Hi Jonas,

On 03/07/2018 08:55 AM, Jonas Bonn wrote:
Here's a couple of fixups to the qmimodem atoms in order handle service
lifetime.

I've taken the first two patches, but the whole unregister_all thing has horrible side-effects since you're force un-registering notifications that you don't even own. Ideally all of QMI core classes need to be fixed and handle cancellation of requests properly...


The QMI services are 'shared' between various atoms and this has some
subtle problems.  Patch 3, for the LTE atom, handles an issue where
atoms from different ofono states share an atom.  For things to work
properly, only atoms from the same state should be sharing a service.

That needs to be fixed. The initial implementation of QMI assumed that a service would only live in a single atom. There were one or two exceptions, hence the shared service stuff was bolted on.

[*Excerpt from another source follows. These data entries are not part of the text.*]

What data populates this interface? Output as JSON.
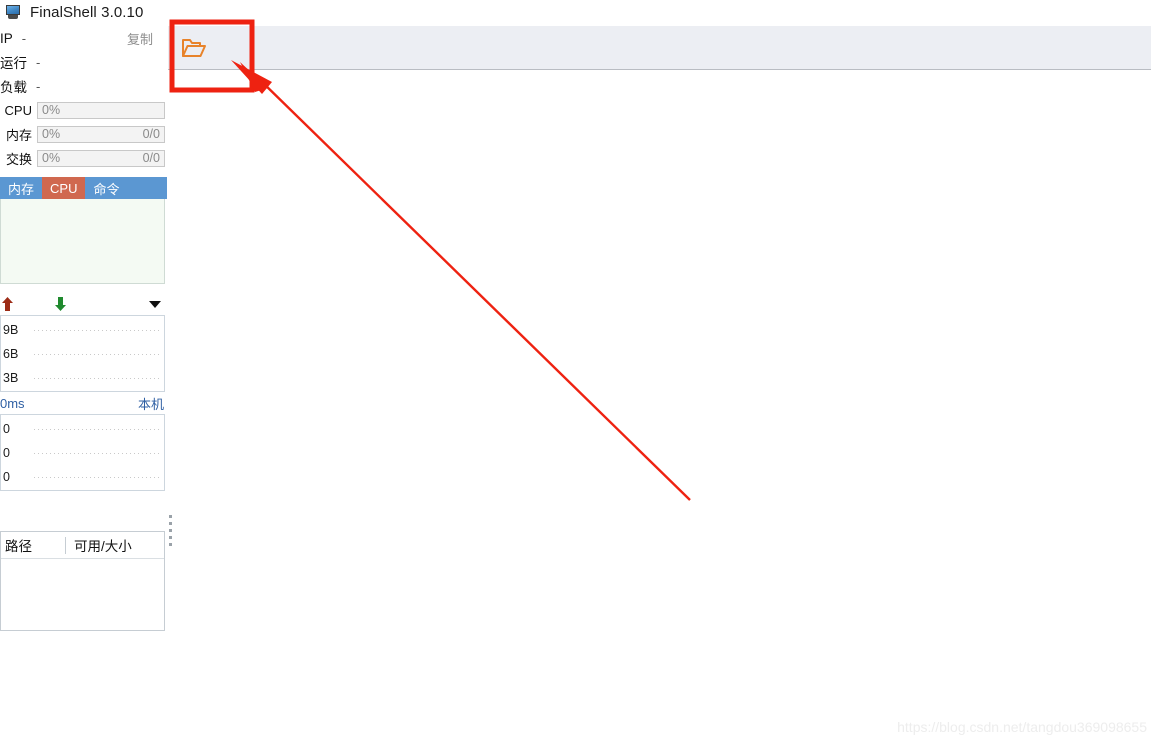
{
  "window": {
    "title": "FinalShell 3.0.10",
    "icon": "computer-monitor-icon"
  },
  "toolbar": {
    "open_folder_icon": "open-folder-icon",
    "open_folder_color": "#e8832a",
    "background": "#eceef3"
  },
  "info_panel": {
    "rows": [
      {
        "label": "IP",
        "value": "-",
        "action": "复制"
      },
      {
        "label": "运行",
        "value": "-",
        "action": ""
      },
      {
        "label": "负载",
        "value": "-",
        "action": ""
      }
    ],
    "meters": [
      {
        "label": "CPU",
        "percent": "0%",
        "detail": "",
        "value": 0
      },
      {
        "label": "内存",
        "percent": "0%",
        "detail": "0/0",
        "value": 0
      },
      {
        "label": "交换",
        "percent": "0%",
        "detail": "0/0",
        "value": 0
      }
    ],
    "tabs": [
      {
        "label": "内存",
        "active": false
      },
      {
        "label": "CPU",
        "active": true
      },
      {
        "label": "命令",
        "active": false
      }
    ],
    "tab_colors": {
      "inactive": "#5b97d2",
      "active": "#d0684f"
    },
    "network": {
      "upload_icon": "arrow-up-icon",
      "download_icon": "arrow-down-icon",
      "menu_icon": "chevron-down-icon",
      "y_labels": [
        "9B",
        "6B",
        "3B"
      ]
    },
    "ping": {
      "latency": "0ms",
      "host": "本机",
      "y_labels": [
        "0",
        "0",
        "0"
      ]
    },
    "disk": {
      "columns": [
        "路径",
        "可用/大小"
      ],
      "rows": []
    }
  },
  "annotation": {
    "highlight_color": "#ee2211",
    "shape": "rectangle-with-arrow",
    "target": "open-folder-icon"
  },
  "watermark": {
    "text": "https://blog.csdn.net/tangdou369098655"
  }
}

However, these assumptions were proven to be false and resulted in lots of issues with lifetimes and cleanups. You're finding this out now. I believe I've commented on how QMI should be fixed before, but I'll take this opportunity to do so again :)


For things to work better, requests should probably be queued on the
actual service instance that the atom is using and not on the underlying
shared device queue.  That way, the responses for a destroyed service
instance could just be dropped instead of being propagated to a
potentially free'd atom.  This is a rather intrusive rework of the QMI
core though, so the patches here will need to do for now.

So I would rather fix this cleanly than taking a 100+ line change that will be useless, confusing and completely different from the rest of the code if stuff inside qmi.c was done properly. Perhaps an easier solution would be to move gprs and radio-settings atoms to post_sim for now?


The patches here resolve a concrete segfault that arises when the modem
is set offline.


The proper way of fixing this is to introduce the concept of groups. So that all requests for a particular atom belong to a single group. That way when the atom goes away, the entire group is canceled. GAtChat does this already, take a look at g_at_chat_clone and how various atoms use that. qmi_service might want to follow the same pattern and the shared vs non-shared qmi service distinction needs to go away.

Alternatively, you can simply support the group concept directly in the API. Take a look at how drivers/mbimmodem/mbim.c implements mbim_device_cancel_group.